1. Ontstaan en loop van het geding

1.1. De Inspecteur heeft de N.V. A met dagtekening 10 december 1998 onder aanslagnummer 1 een naheffingsaanslag in de omzetbelasting over het tijdvak 1 januari 1996 tot en met 31 augustus 1997 opgelegd ten bedrage van fl. 776.281,= aan enkelvoudige belasting, met een verhoging van 100%, van welke verhoging hij bij het opleggen van die naheffingsaanslag 50% heeft kwijtgescholden.

1.2. Nadat het vorengenoemde Hoofd in diens hoedanigheid van ontvanger (hierna, evenals de vorengenoemde Voorzitter in diens hoedanigheid van ontvanger, de thans ten aanzien van de belanghebbende bevoegde ontvanger, aan te duiden als: de Ontvanger) de belanghebbende bij beschikking van 27 juni 2000 op de voet van artikel 49 van de Invorderingswet 1990 (in de tot 1 december 2002 geldende tekst; hierna: de Wet) primair op grond van artikel 33, eerste lid, aanhef en onderdeel b, en/of artikel 37, eerste lid, aanhef en onderdeel b, en subsidiair op grond van artikel 36, vierde lid, van de Wet hoofdelijk aansprakelijk had gesteld voor de door de N.V. A op grond van de onder 1.1 vermelde naheffingsaanslag verschuldigde bedragen, vermeerderd met heffingsrente en kosten, heeft de belanghebbende bij brief van 22 augustus 2000, bij de Belastingdienst binnengekomen op 23 augustus 2000, zowel op de voet van artikel 49, derde lid, van de Wet zijn aansprakelijkheid voor evenbedoelde bedragen betwist, als op de voet van artikel 50, eerste lid, van de Wet bezwaar tegen deze naheffingsaanslag gemaakt.

Bij uitspraak van 10 januari 2001 heeft de Inspecteur de belanghebbende niet-ontvankelijk in dit bezwaar verklaard.
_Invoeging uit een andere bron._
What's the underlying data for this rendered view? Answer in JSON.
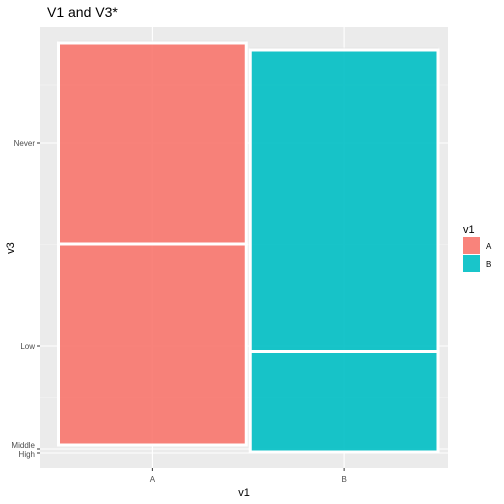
{
  "chart_data": {
    "type": "mosaic",
    "title": "V1 and V3*",
    "xlabel": "v1",
    "ylabel": "v3",
    "categories": [
      "A",
      "B"
    ],
    "y_categories": [
      "High",
      "Middle",
      "Low",
      "Never"
    ],
    "y_tick_labels": [
      "Never",
      "Low",
      "Middle",
      "High"
    ],
    "x_tick_labels": [
      "A",
      "B"
    ],
    "legend": {
      "title": "v1",
      "position": "right",
      "entries": [
        {
          "label": "A",
          "color": "#F8766D"
        },
        {
          "label": "B",
          "color": "#00BFC4"
        }
      ]
    },
    "series": [
      {
        "name": "A",
        "color": "#F8766D",
        "width_share": 0.5,
        "segments": [
          {
            "level": "High",
            "fraction": 0.0
          },
          {
            "level": "Middle",
            "fraction": 0.0
          },
          {
            "level": "Low",
            "fraction": 0.5
          },
          {
            "level": "Never",
            "fraction": 0.5
          }
        ]
      },
      {
        "name": "B",
        "color": "#00BFC4",
        "width_share": 0.5,
        "segments": [
          {
            "level": "High",
            "fraction": 0.0
          },
          {
            "level": "Middle",
            "fraction": 0.0
          },
          {
            "level": "Low",
            "fraction": 0.25
          },
          {
            "level": "Never",
            "fraction": 0.75
          }
        ]
      }
    ],
    "grid": true,
    "panel_background": "#EBEBEB"
  }
}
Daarnaast heeft de Inspecteur de naheffingsaanslag op 8 januari 2001 ambtshalve verminderd tot een ten bedrage van fl. 635.058,= aan enkelvoudige belasting, met een verhoging van, na gedeeltelijke kwijtschelding, 50%.

1.3. Van die uitspraak is de belanghebbende tijdig en op regelmatige wijze in beroep gekomen bij het Hof. Ter zake van dit beroep heeft de Griffier van de belanghebbende een recht geheven van fl. 450,= (zijnde € 204,20).

De Inspecteur heeft het beroep bij verweerschrift bestreden.

1.4. De belanghebbende heeft, na daartoe door het Hof in de gelegenheid te zijn gesteld, een conclusie van repliek ingediend. De Inspecteur heeft vervolgens een conclusie van dupliek ingezonden.

1.5. Bij brief van 26 januari 2004, bij het Hof binnengekomen op 27 januari 2004, heeft de belanghebbende medegedeeld dat hij voor de mondelinge behandeling van de zaak als getuige zal meenemen mevrouw B, wonende te Y.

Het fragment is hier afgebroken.